「つくる会」 教科書の検定結果について


2001年4月5日
新社会党

 文部科学省は4月3日、2002年度から使われる小中学校の教科書(小学校9教科155点、中学校9教科105点)についての検定結果を発表した。この中でとくに、「新しい歴史教科書をつくる会」(西尾幹二会長)が主導した中学の歴史と公民の教科書(扶桑社発行)の記述内容には、検定作業中の白表紙段階から、中国、韓国をはじめアジア諸国から、日本の侵略戦争、植民地支配の歴史を正当化するものとして深い憂慮の念が表明されていた。「つくる会」の教科書の検定結果は、歴史で137カ所、公民99カ所の修正意見を受け入れたとはいえ、侵略戦争の美化、教育勅語の全文掲載など皇国史観の基調は貫かれている。「つくる会」の声明も、「一つの確かな結実を見たことは深い感慨にたえない」と評価している。
 「つくる会」の歴史と公民の教科書は、日本の侵略戦争を「大東亜戦争」と呼び、「大東亜共栄圏」を建設するために「南方進出」を図ったことが、「アジア諸国が独立を早める一つのきっかけ」になったとし、「韓国併合」を正当化して「従軍慰安婦」には触れず、南京大虐殺は「さまざまな見解があり」として犯罪性を否定し、「玉砕」は「一歩も引か」ない抵抗、特攻隊は「全世界を驚愕させた作戦」だったなど、2000万人以上の犠牲者を出した戦争を美化している。また「神武東征」「天照大神とスサノオの命」などと神話の復活を図り、現行憲法についても、「伝統的な天皇制を維持」しており、天皇が「日本国を代表し、日本国民を統合している」などと天皇主権を主張、改憲論を紹介しながら憲法改悪の立場を露骨に示している。
 これに対し、「中国人民に対する侮辱、歴史的事実に対する挑戦」(駐日中国大使)、「右翼とナショナリズムの史観。嘘を習うことになった日本の次世代」(「朝鮮日報」社説)、「自国中心主義。過去のあやまちを合理化、美化」(韓国政府)などと、強い批判と抗議が発せられているのも当然である。

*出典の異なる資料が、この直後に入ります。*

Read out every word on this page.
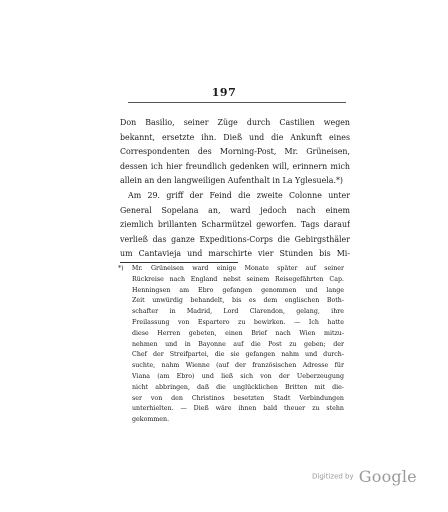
197
Don Basilio, seiner Züge durch Castilien wegen
bekannt, ersetzte ihn. Dieß und die Ankunft eines
Correspondenten des Morning-Post, Mr. Grüneisen,
dessen ich hier freundlich gedenken will, erinnern mich
allein an den langweiligen Aufenthalt in La Yglesuela.*)
Am 29. griff der Feind die zweite Colonne unter
General Sopelana an, ward jedoch nach einem
ziemlich brillanten Scharmützel geworfen. Tags darauf
verließ das ganze Expeditions-Corps die Gebirgsthäler
um Cantavieja und marschirte vier Stunden bis Mi-
*) Mr. Grüneisen ward einige Monate später auf seiner
Rückreise nach England nebst seinem Reisegefährten Cap.
Henningsen am Ebro gefangen genommen und lange
Zeit unwürdig behandelt, bis es dem englischen Both-
schafter in Madrid, Lord Clarendon, gelang, ihre
Freilassung von Espartero zu bewirken. — Ich hatte
diese Herren gebeten, einen Brief nach Wien mitzu-
nehmen und in Bayonne auf die Post zu geben; der
Chef der Streifpartei, die sie gefangen nahm und durch-
suchte, nahm Wienne (auf der französischen Adresse für
Viana (am Ebro) und ließ sich von der Ueberzeugung
nicht abbringen, daß die unglücklichen Britten mit die-
ser von den Christinos besetzten Stadt Verbindungen
unterhielten. — Dieß wäre ihnen bald theuer zu stehn
gekommen.
Digitized by Google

 私たちは、このような教科書の採択を絶対に認めることはできない。「つくる会」は当面、全国で10%の採択率をめざしている。4月中旬以降、全国8カ所で教科書見本が展示され、全国543の採択地区ごとに現場教師の意見を反映しながら選定委員会で審議し、各教育委員会が決定することになる。「つくる会」が、彼らの運動体や右派議員を動員して教委に採択の圧力をかけることも十分に予想される。私たちは、歴史の歯車を逆転させ、侵略戦争の美化、皇国史観を児童・生徒に刷り込もうとする反動勢力の策動を打破するため、「つくる会」の教科書の採択に反対する運動を、教職員をはじめ広範な市民の共同で進めなければならない。
 なお、「つくる会」以外の教科書についても問題がある。「国旗・国歌」の尊重義務が強調され、「従軍慰安婦」を明記する記述は大幅に後退し、「三光作戦」の記述は1社のみ、「731部隊」はゼロになった。
 教育現場では、学習指導要領の拘束を排除し、教科書を補強する自主編成がいっそう重要となっている。また、歴史教科書の編集に関するアジア諸国との共同作業も発展させるべきである。  いま国会には、教育「改革」関連6法案が提出され、「指導力不足教員」の免・転職や、児童・生徒の「出席停止処分」など、教師と児童・生徒に対する管理、抑圧の強化、高校通学区域規定の廃止などの自由競争化、「飛び級」などのエリート養成、非常勤講師増員の安上がり政策など、教育荒廃をいっそう深刻にしかねない政策が進められようとしている。これらの延長線上に、憲法、教育基本法の改悪が企図されている。教育の反動化を許さず、正しい歴史教育をひろめる運動と一体的に、憲法と教育基本法を守る運動に全力を上げよう。